Make friends and enemies
The thing about opinions is that people are inclined to disagree with them. Opinions won't please everybody and, being opinionated, you will never carry everybody with you.
But opinions give you something with which to scythe through indifference. In both my writing and software development work taking a particular stance enables me to create interest, and gives direction to my projects. I tend to get bored easily, and if I'm bored, then my readers and users will never make it.
Being opinionated in software development is easier when there's a strong leader, or it's a one-person project. It's more of a dilemma if you're running a free software project with multiple contributors.
Such projects need such contributions, but run a risk of losing focus and style. I think that there we need to be brave again. If being opinionated means losing potential users, it also means losing potential contributors.
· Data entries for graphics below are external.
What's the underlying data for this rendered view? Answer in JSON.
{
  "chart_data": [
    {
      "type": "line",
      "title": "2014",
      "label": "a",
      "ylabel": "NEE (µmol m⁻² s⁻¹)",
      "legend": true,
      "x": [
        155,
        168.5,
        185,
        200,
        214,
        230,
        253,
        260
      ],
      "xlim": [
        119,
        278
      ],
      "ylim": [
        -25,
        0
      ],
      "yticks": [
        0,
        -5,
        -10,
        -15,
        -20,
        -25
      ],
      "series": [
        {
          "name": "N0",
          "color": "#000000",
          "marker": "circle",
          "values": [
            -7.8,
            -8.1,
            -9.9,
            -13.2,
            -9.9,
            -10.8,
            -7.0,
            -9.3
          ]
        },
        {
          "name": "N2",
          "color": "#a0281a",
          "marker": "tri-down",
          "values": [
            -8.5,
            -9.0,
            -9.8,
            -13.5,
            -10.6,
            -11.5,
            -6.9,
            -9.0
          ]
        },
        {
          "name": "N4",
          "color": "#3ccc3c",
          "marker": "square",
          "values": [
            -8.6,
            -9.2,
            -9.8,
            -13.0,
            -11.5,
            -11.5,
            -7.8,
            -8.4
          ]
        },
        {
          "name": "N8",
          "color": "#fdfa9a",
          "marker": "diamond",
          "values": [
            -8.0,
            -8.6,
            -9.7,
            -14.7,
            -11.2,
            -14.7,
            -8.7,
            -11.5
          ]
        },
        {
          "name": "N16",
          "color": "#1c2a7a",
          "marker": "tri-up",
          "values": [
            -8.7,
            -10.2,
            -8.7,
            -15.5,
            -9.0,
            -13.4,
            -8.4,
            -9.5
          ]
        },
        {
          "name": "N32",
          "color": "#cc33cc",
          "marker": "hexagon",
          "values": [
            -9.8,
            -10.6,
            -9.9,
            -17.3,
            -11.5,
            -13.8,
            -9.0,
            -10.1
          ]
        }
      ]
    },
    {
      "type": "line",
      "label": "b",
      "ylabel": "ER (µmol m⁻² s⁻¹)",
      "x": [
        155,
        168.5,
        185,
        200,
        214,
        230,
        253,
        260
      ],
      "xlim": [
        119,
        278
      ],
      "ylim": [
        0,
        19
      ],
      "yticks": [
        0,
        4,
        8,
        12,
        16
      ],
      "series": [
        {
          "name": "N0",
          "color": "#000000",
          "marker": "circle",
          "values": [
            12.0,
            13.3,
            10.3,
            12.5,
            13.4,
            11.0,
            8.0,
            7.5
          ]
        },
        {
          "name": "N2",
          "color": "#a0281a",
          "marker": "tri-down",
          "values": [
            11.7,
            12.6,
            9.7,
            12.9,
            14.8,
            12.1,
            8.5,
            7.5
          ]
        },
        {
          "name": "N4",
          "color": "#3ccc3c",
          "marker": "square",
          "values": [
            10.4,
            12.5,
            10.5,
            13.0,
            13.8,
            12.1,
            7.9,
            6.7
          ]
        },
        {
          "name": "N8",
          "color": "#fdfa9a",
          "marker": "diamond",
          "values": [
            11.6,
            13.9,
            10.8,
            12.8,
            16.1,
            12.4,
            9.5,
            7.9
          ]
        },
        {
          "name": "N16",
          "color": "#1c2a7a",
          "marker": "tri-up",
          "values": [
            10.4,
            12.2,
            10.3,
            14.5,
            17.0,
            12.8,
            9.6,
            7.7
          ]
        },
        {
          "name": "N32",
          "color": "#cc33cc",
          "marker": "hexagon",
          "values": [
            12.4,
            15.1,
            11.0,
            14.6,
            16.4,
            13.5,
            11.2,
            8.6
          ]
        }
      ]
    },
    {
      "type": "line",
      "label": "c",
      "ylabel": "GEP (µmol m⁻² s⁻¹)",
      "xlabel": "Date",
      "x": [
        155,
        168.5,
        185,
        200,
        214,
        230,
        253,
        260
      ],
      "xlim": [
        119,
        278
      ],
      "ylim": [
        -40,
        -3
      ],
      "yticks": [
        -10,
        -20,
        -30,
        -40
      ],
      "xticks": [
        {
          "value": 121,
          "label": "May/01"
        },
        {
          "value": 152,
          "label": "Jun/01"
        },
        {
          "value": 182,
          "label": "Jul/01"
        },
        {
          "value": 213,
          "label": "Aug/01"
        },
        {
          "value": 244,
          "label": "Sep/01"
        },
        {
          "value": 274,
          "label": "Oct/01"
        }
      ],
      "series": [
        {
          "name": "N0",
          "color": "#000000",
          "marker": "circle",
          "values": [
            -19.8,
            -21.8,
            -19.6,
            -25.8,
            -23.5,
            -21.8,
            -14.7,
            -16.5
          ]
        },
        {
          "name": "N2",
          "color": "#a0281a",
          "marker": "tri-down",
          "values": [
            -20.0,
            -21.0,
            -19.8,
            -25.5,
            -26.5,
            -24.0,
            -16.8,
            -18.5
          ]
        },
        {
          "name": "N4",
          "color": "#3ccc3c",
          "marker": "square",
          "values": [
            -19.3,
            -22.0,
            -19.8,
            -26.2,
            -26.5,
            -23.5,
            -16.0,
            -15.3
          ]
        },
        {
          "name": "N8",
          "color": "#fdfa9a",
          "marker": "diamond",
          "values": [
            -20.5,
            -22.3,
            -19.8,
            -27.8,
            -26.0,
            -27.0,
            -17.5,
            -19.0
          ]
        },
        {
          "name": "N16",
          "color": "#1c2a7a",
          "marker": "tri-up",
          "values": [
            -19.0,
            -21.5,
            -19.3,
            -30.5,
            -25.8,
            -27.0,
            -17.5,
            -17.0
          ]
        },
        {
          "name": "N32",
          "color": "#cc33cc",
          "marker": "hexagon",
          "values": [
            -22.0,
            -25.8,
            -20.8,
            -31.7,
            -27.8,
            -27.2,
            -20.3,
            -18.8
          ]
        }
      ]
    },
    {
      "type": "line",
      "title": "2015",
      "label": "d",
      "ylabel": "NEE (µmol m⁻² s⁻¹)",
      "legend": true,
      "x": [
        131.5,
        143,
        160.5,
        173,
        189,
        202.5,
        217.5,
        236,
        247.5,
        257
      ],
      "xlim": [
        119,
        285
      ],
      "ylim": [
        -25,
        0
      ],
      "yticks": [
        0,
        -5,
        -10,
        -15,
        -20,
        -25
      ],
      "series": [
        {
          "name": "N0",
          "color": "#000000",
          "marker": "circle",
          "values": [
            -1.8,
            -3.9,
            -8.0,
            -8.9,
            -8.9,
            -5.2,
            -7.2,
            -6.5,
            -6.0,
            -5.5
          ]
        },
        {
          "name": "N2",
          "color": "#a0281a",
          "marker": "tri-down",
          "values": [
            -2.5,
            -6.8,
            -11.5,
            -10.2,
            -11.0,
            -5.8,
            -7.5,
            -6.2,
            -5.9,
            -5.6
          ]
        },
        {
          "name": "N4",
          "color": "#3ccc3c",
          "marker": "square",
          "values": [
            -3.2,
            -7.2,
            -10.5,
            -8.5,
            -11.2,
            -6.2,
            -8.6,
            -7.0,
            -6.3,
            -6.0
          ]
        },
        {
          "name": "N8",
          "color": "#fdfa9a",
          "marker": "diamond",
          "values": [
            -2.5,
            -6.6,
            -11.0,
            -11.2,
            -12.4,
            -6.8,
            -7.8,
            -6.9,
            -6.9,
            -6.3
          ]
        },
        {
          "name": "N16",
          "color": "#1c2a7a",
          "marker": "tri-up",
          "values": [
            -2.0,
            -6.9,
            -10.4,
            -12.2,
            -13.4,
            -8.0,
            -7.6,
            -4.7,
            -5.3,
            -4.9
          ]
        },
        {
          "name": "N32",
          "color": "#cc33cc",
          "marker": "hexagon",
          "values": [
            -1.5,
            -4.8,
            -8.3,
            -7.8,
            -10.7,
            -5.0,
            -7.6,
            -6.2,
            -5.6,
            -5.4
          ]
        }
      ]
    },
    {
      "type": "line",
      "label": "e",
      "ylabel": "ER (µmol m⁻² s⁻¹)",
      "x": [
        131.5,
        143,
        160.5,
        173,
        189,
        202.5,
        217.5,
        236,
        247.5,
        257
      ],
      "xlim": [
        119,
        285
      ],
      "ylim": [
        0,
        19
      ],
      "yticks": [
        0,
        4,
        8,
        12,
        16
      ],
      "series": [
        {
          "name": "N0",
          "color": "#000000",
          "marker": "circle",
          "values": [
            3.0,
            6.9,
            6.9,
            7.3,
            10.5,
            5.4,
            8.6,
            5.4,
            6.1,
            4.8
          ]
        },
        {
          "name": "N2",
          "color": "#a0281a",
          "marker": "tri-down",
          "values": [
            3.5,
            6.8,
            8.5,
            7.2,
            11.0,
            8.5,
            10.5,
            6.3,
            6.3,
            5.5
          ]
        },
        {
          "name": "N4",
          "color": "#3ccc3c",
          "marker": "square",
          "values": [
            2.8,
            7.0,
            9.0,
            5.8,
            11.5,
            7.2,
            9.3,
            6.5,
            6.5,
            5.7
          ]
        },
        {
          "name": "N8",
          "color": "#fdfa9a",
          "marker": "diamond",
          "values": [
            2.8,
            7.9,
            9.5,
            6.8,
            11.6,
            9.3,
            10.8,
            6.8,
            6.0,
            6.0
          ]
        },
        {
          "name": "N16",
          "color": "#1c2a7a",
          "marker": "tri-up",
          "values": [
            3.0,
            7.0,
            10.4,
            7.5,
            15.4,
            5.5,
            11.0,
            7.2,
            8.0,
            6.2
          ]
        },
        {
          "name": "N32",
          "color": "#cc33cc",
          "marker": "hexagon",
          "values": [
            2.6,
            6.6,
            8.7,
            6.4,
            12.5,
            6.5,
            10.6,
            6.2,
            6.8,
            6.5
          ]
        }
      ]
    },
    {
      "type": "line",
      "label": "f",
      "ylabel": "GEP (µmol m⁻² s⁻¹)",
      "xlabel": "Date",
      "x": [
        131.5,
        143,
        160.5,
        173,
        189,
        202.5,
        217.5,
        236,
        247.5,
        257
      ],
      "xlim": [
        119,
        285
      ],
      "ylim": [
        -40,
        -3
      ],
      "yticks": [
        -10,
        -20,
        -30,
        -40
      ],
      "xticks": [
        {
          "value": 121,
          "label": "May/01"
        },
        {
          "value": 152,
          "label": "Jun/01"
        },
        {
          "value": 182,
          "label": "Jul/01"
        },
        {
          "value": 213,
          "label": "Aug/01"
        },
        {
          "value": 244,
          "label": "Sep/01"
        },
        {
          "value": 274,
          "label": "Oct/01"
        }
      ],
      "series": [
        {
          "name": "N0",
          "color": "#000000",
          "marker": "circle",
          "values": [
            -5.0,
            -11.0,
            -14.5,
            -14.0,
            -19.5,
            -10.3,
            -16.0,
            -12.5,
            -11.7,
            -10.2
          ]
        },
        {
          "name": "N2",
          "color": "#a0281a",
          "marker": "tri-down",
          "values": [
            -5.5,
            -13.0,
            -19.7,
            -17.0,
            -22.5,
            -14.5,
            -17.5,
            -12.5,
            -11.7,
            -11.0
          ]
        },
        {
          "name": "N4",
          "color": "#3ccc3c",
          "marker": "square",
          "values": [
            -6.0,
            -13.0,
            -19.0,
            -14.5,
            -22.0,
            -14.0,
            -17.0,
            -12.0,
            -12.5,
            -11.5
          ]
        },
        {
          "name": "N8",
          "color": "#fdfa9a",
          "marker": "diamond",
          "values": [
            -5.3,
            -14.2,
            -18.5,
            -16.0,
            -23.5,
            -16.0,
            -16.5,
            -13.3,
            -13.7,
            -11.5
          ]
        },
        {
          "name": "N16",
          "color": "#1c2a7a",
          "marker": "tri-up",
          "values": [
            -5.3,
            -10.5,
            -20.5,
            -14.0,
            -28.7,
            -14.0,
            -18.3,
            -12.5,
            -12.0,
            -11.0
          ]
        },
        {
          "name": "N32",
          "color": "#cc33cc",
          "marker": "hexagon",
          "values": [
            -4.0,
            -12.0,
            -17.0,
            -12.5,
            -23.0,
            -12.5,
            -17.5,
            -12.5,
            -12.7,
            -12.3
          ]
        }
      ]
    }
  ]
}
Opinions help in dealing with users, too. It's obvious that the mere act of listening to users isn't good enough. They often won't say what they mean, or their requests mask a deeper issue. How often have you given your boss exactly what he asked for, to find it wasn't what he wanted? A combination of reading-between-the-lines and having opinions helps cut a way through the noise of user feedback.
Stirring the pot
Here are a few wishes for some free software projects that I want to see succeed further, but which really need to get opinionated to be effective. These projects aren't failing, but they're not reaching the potential I know is there.
Each of them are infrastructural in some way, and that's probably where the temptation to avoid being opinionated is strongest. But here's the genius: the rewards of being opinionated here are high. Ruby on Rails is the existence proof.
What's better? A handful of users with the "right" idea about how fundamentally important you are to everything, or loads of users who only see a portion of the capabilities of a project?
Copy the experts
It may seem like cheating to copy Apple's lead, but a lot of what they've done in OS X is to take a stand on what's useful and not. On many occasions this has inconvenienced people, but it's not eroded that special lure that Apple products hold. There's not harm in asking "What have Apple done?" with some of our projects.
Another poster-child for being opinionated is Ubuntu Linux. Technically, it's only marginally better than other Linux distributions. Strategically, it's miles ahead. Its founder, Mark Shuttleworth, had very solid opinions about where Ubuntu should go, and pursued them. Over time, these have pervaded the product itself, but at the start it was the message and the style that made the difference.
Opinions not expressed are rarely effective.